Constraints.evaluate_df_column

This function takes a dataframe and column name(s) and evaluates the column based on the given conditions and values, creating a new column in the dataframe with the evaluated values. Optionally, a function can be passed in to evaluate the column.

Constraints.evaluate_df_column(df, column_names, [dict_conditions_values, func, output_column_name])

Parameters

df: (dataframe)
- dataframe to be evaluated
column_names: (str, list)
- a string or list of strings containing the name(s) of the columns to be evaluated
dict_conditions_values: (dict)
- A dictionary containing the conditions and values to be evaluated. E.g. dict_conditions_values = {i: {condition: lambda x: x> 5 OR “x>5”, value: “‘5+’”} }
func: (function)
- A function to be applied on the columns
- Default is None
output_column_name: (str)
- A string containing the name of the output column. If not provided, the default is the name of the column plus ‘_evaluated’.

Returns

pandas.DataFrame
- the dataframe with the evaluated values in the new column

Notes

Snippet of an example dict_conditions_values

df = evaluate_df_column(df, 'item', dict_conditions_values=
    {
        'condition_1': {'condition': 'x == "apples"', 'value': '"fruit"'},
        'condition_2': {'condition': 'x == "oranges"', 'value': '"fruit"'},
        'condition_3': {'condition': 'x == "carrots"', 'value': '"vegetable"'},
        'condition_4': {'condition': 'x == "potatoes"', 'value': '"vegetable"'}
    },
    output_column_name='item_type'
)

Examples

Creating AgeDecade as a secondary variable from Age

dict_conditions_values = {}
for i in range(1,11):
    if (i-1)*10 >= 70:
        value = ' 70+'
    else:
        value = f" {(i-1)*10}-{i*10-1}"  #' 0-9'
    dict_conditions_values.update({str(i): {
        'condition': f"{(i-1)*10} <= x and x < {i*10}", #"0 < x and x < 10",
        'value': f"'{value}'"
    }})
df = con.evaluate_df_column(df, 'Age', dict_conditions_values, output_column_name="AgeDecade")

Generating Smoke100n from Smoke100 (convert ‘Yes’ to ‘Smoker’, ‘No’ to ‘Non-Smoker’) using customised function

<!-- Build customised function -->
def compute_smoke100n(df_row):
    w = df_row['Smoke100']
    smoke100n = "N.A."
    if (w=='Yes'):
        smoke100n = 'Smoker'
    elif (w=='No'):
        smoke100n = 'Non-Smoker'
    else:
        smoke100n = w

    return smoke100n

df = con.evaluate_df_column(df, ['Smoke100'], func=compute_smoke100n, output_column_name='Smoke100n')

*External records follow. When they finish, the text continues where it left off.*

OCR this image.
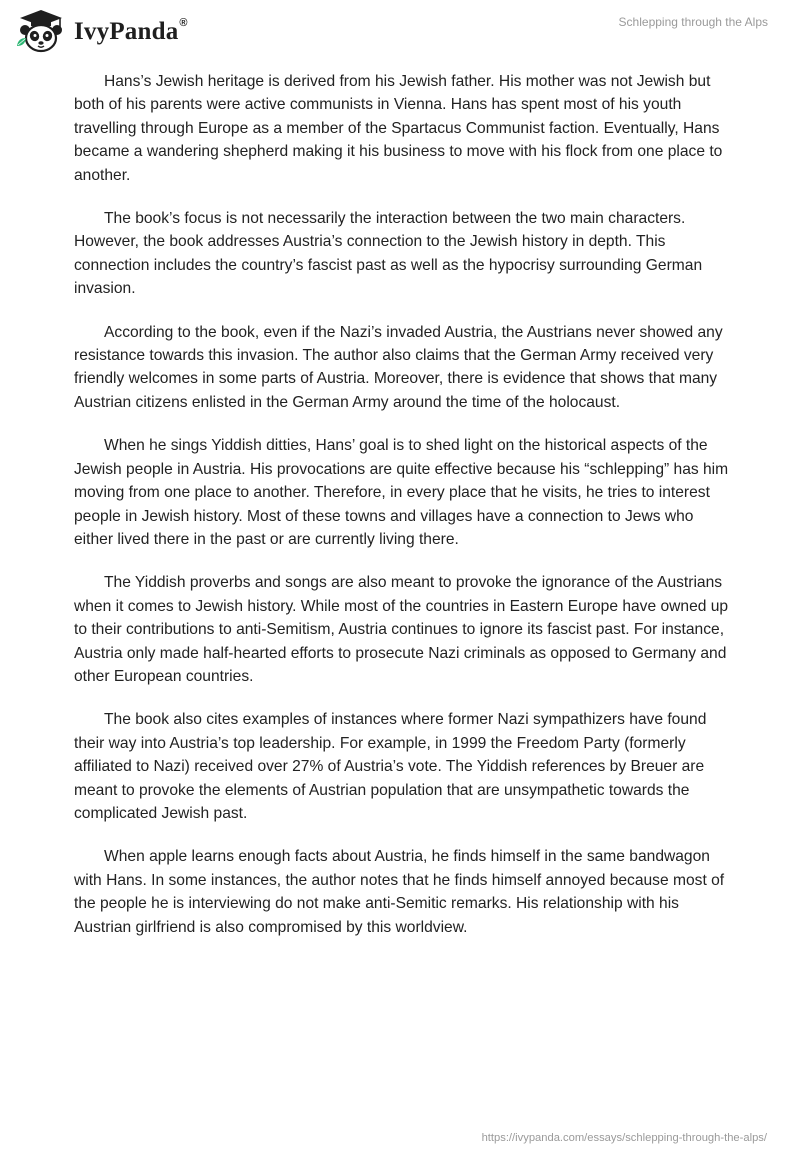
IvyPanda®	Schlepping through the Alps

Hans’s Jewish heritage is derived from his Jewish father. His mother was not Jewish but both of his parents were active communists in Vienna. Hans has spent most of his youth travelling through Europe as a member of the Spartacus Communist faction. Eventually, Hans became a wandering shepherd making it his business to move with his flock from one place to another.

The book’s focus is not necessarily the interaction between the two main characters. However, the book addresses Austria’s connection to the Jewish history in depth. This connection includes the country’s fascist past as well as the hypocrisy surrounding German invasion.

According to the book, even if the Nazi’s invaded Austria, the Austrians never showed any resistance towards this invasion. The author also claims that the German Army received very friendly welcomes in some parts of Austria. Moreover, there is evidence that shows that many Austrian citizens enlisted in the German Army around the time of the holocaust.

When he sings Yiddish ditties, Hans’ goal is to shed light on the historical aspects of the Jewish people in Austria. His provocations are quite effective because his “schlepping” has him moving from one place to another. Therefore, in every place that he visits, he tries to interest people in Jewish history. Most of these towns and villages have a connection to Jews who either lived there in the past or are currently living there.

The Yiddish proverbs and songs are also meant to provoke the ignorance of the Austrians when it comes to Jewish history. While most of the countries in Eastern Europe have owned up to their contributions to anti-Semitism, Austria continues to ignore its fascist past. For instance, Austria only made half-hearted efforts to prosecute Nazi criminals as opposed to Germany and other European countries.

The book also cites examples of instances where former Nazi sympathizers have found their way into Austria’s top leadership. For example, in 1999 the Freedom Party (formerly affiliated to Nazi) received over 27% of Austria’s vote. The Yiddish references by Breuer are meant to provoke the elements of Austrian population that are unsympathetic towards the complicated Jewish past.

When apple learns enough facts about Austria, he finds himself in the same bandwagon with Hans. In some instances, the author notes that he finds himself annoyed because most of the people he is interviewing do not make anti-Semitic remarks. His relationship with his Austrian girlfriend is also compromised by this worldview.

https://ivypanda.com/essays/schlepping-through-the-alps/
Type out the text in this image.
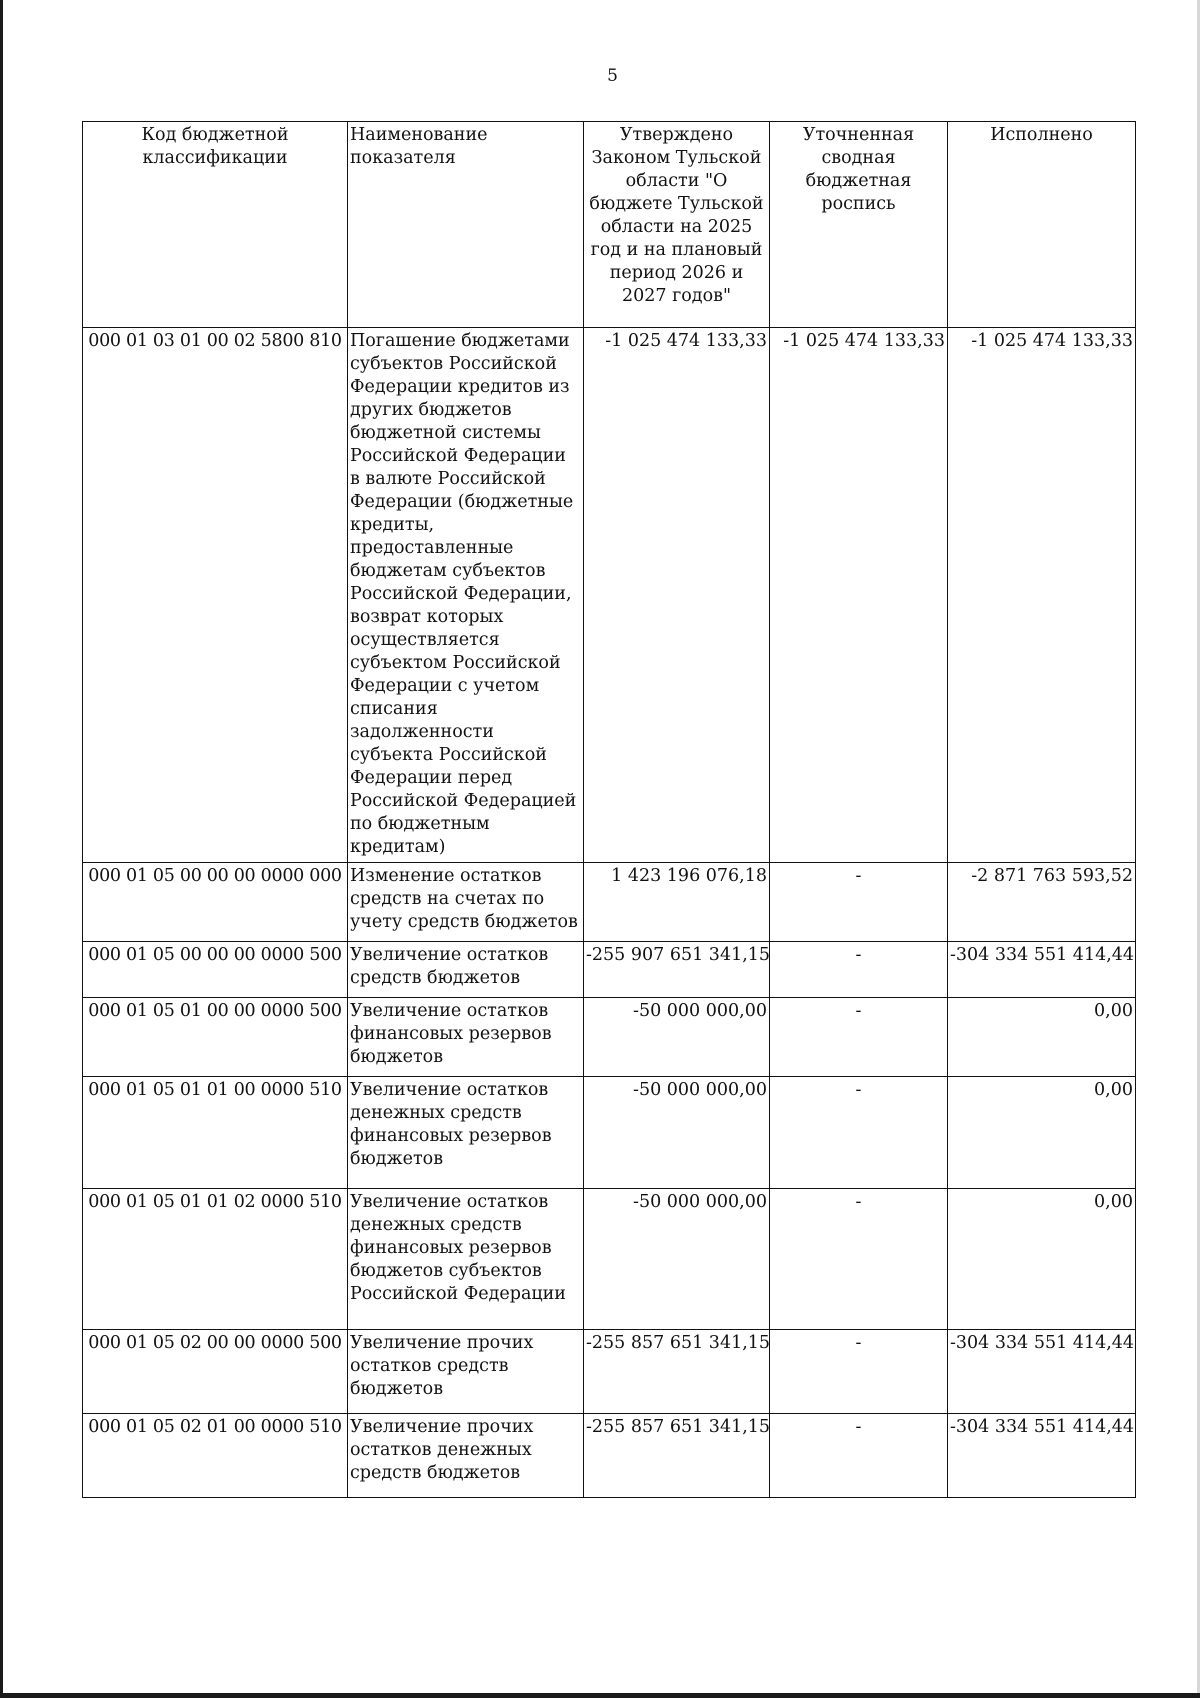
5
Код бюджетной классификации	Наименование показателя	Утверждено Законом Тульской области "О бюджете Тульской области на 2025 год и на плановый период 2026 и 2027 годов"	Уточненная сводная бюджетная роспись	Исполнено
000 01 03 01 00 02 5800 810	Погашение бюджетами субъектов Российской Федерации кредитов из других бюджетов бюджетной системы Российской Федерации в валюте Российской Федерации (бюджетные кредиты, предоставленные бюджетам субъектов Российской Федерации, возврат которых осуществляется субъектом Российской Федерации с учетом списания задолженности субъекта Российской Федерации перед Российской Федерацией по бюджетным кредитам)	-1 025 474 133,33	-1 025 474 133,33	-1 025 474 133,33
000 01 05 00 00 00 0000 000	Изменение остатков средств на счетах по учету средств бюджетов	1 423 196 076,18	-	-2 871 763 593,52
000 01 05 00 00 00 0000 500	Увеличение остатков средств бюджетов	-255 907 651 341,15	-	-304 334 551 414,44
000 01 05 01 00 00 0000 500	Увеличение остатков финансовых резервов бюджетов	-50 000 000,00	-	0,00
000 01 05 01 01 00 0000 510	Увеличение остатков денежных средств финансовых резервов бюджетов	-50 000 000,00	-	0,00
000 01 05 01 01 02 0000 510	Увеличение остатков денежных средств финансовых резервов бюджетов субъектов Российской Федерации	-50 000 000,00	-	0,00
000 01 05 02 00 00 0000 500	Увеличение прочих остатков средств бюджетов	-255 857 651 341,15	-	-304 334 551 414,44
000 01 05 02 01 00 0000 510	Увеличение прочих остатков денежных средств бюджетов	-255 857 651 341,15	-	-304 334 551 414,44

Derive secondary variable HHIncomeMid from HHIncome

def fn_1(x):
    if "-" in str(x):
        v = x.split("-")
        return ( int(v[1]) + 1 + int(v[0]) )/ 2
    elif "UNK" in str(x):
        return np.nan
    elif "more" in str(x):
        return 100000
    else:
        return np.nan
        
con.evaluate_df_column(df, 'HHIncome', func=fn_1, output_column_name='HHIncomeMid')